What should Anne do to get in a better financial situation? I would bet that financial advisors would give lots of different advice here. Here’s one example of what Anne and Bob could do. Certainly Anne and Bob should have a lot more in savings with a baby on the way. After they have some money in the bank, maybe 3 months worth or so, they would want to start paying off their credit card debt and car loan debt, according to the interest rates. The best thing that Anne and Bob can do here is get on a written budget because they are not used to being financially responsible (as seen from the fact that they have $4,000 in credit card debt). And while real estate is an investment in the long run, in the short run it costs a lot of money. Anne and Bob should not buy a house until they are out of credit card debt and have at least an eight-month emergency fund and an additional 10-20% to put down for a down payment.
What I do
I started out with $206,000 in student loan debt after graduating from law school in 2011. Now, I have $156,000. In 2015, I plan to pay $1,100 more than my monthly payment of $1,600, for a total of $2,700 / month ($32,400 for the year).
Using the 15 factors above, since I am single without kids or a mortgage and extremely bothered by my debt, I decided to be super intense this year with paying off my loans. I am very intense about repaying my student loans because I don’t like having the student loan debt and want to build wealth and be financially successful. Personally, I really do not like debt. I have to make career decisions based on my debt, because it is so massive, and I worry about it a lot. That said, it makes sense for me to pay off my student loans as fast as possible.
In terms of saving and investing, I contribute $400 / month to a Roth 401k and plan to continue doing that in 2015. I won’t increase this amount because any raise or bonus is going toward my loans. Additionally, I have about almost $10,000 in liquid savings. I am not contributing more to savings because this amount makes me feel secure. I would rather put extra money toward my student loans. In fact, I feel secure at about $5,000, so I may use $5,000 toward my student loans and just keep $5,000 in savings – we’ll see. One factor that makes me hesitate is my car. I drive a 2006 Honda Civic. If anything goes wrong, the cash will be nice.

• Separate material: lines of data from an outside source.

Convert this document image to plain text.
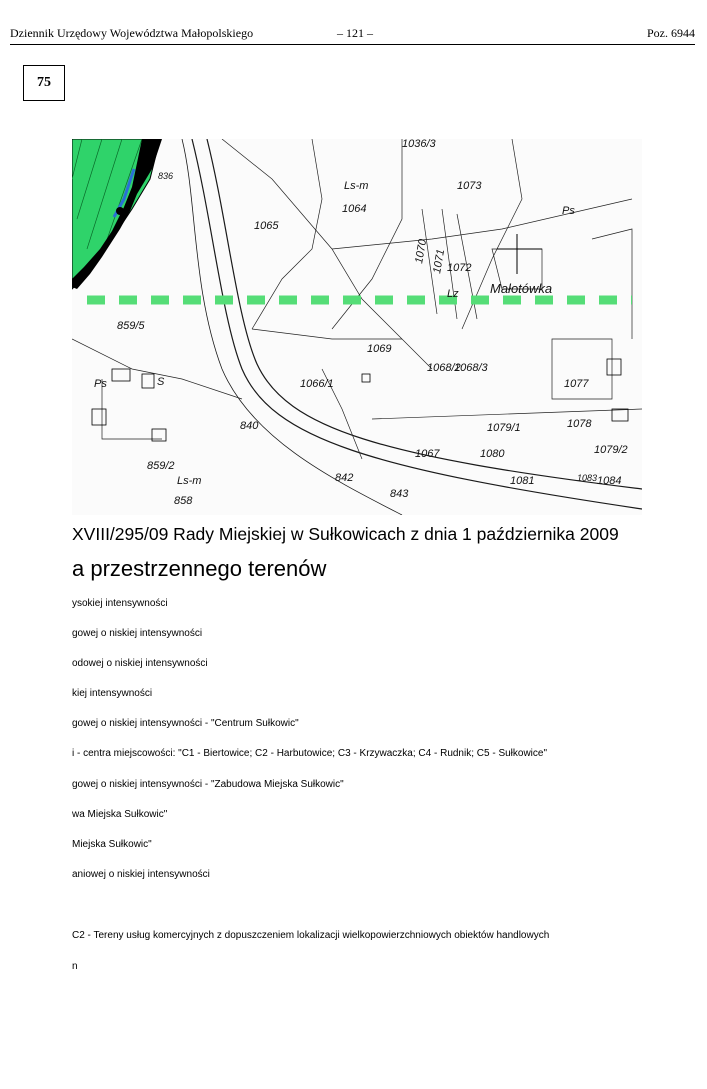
Dziennik Urzędowy Województwa Małopolskiego	– 121 –	Poz. 6944
75
1036/3
1073
Ls-m
1064
1065
Ps
1070 1071 1072
Małotówka
Lz
859/5
1069
1066/1
1068/2
1068/3
1077
1078
1079/1
1080	1079/2
840
1067
1081
842
843
858
859/2
Ls-m	1084
1083
836
Ps	S
XVIII/295/09 Rady Miejskiej w Sułkowicach z dnia 1 października 2009
a przestrzennego terenów
ysokiej intensywności
gowej o niskiej intensywności
odowej o niskiej intensywności
kiej intensywności
gowej o niskiej intensywności - "Centrum Sułkowic"
i - centra miejscowości: "C1 - Biertowice; C2 - Harbutowice; C3 - Krzywaczka; C4 - Rudnik; C5 - Sułkowice"
gowej o niskiej intensywności - "Zabudowa Miejska Sułkowic"
wa Miejska Sułkowic"
Miejska Sułkowic"
aniowej o niskiej intensywności
C2 - Tereny usług komercyjnych z dopuszczeniem lokalizacji wielkopowierzchniowych obiektów handlowych
n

Whatever You Do, Get Intense and Focus
Whatever you decide to do – whether you pay off your debt first or after you save an emergency fund, or whether you do them both at the same time – remember to get intense and focus on your financial plan. One thing that successful people do really well is focus. If you create a plan and focus on your goal and commitment to financial success (whatever that means to you), you will achieve your goals. This is why I’m slightly inclined to like Dave Ramsey’s advice – it forces you to focus on one thing at a time, which sets you up for success.
Be sure to look carefully at your entire financial picture and create a plan that fits best within your personal situation (using the 15 factors above), and then execute your plan with intensity and focus, putting your financial health above less-important things, like vacations and going out to eat. Be honest with yourself — only you know what is best for you and your family!
What are you focusing on this year – getting out of debt, saving / investing, or both?
What has worked best for you in the past?